Związek Nauczycieli społeczeństwa Turków cypryjskich jest oburzony że na chwilę obecną na północy jest już 190 meczetów a tylko 160 szkół podstawowych. Zauważalne jest też że te pierwsze są zdecydowanie lepiej finansowane.
Decyzja władz o likwidacji dwóch szkół, jednej w Famaguście, a drugiej w okolicach Morphou, czyli najlepiej rozwijających się miastach północy wywołała dyskusję i doprowadziła do sporu.
Nauczyciele otwarcie twierdzą że na edukację nie przeznacza się wystarczających środków a ponadto nowelizacja ustawodawstwa dotyczącego nauczania religijnego jest ich zdaniem niemoralna.
Ministerstwo zamyka szkoły i rozdaje ziemię swoim bliskim.

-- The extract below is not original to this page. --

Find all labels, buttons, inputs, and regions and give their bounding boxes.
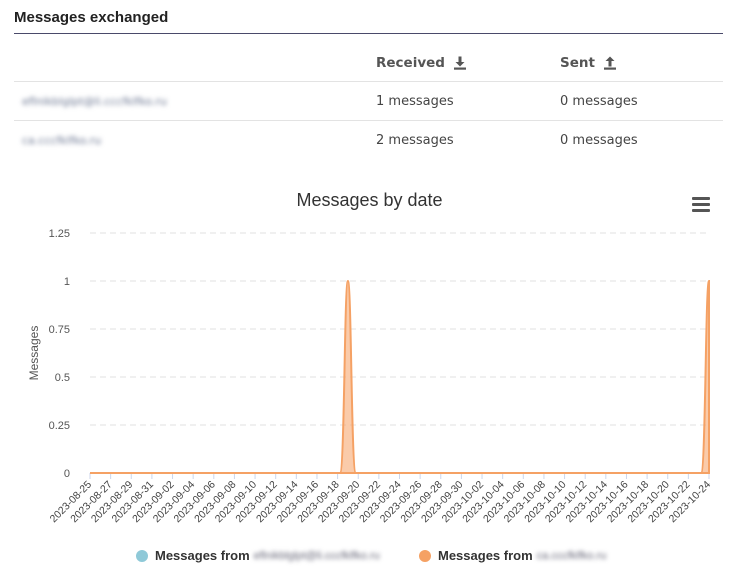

Dziewczynki uczone są zaspakajać mężczyzn bardziej religijnie bo według tureckich władz tutejszy Islam jest wciąż za słaby.
Zatem będzie bardziej religijnie bo Erdogan już postanowił sfinansować lekcje arabskiego dla dzieci oraz otworzyć kierunki religijne w szkole co pomoże zwiększyć liczbę rekrutów z Turcji a tym samym zwiększyć wpływy do budżetu okupowanego państwa.
Według Związku Nauczycieli polityka szkolna ma na celu tworzenie doktryn panujących w tej chwili w Turcji.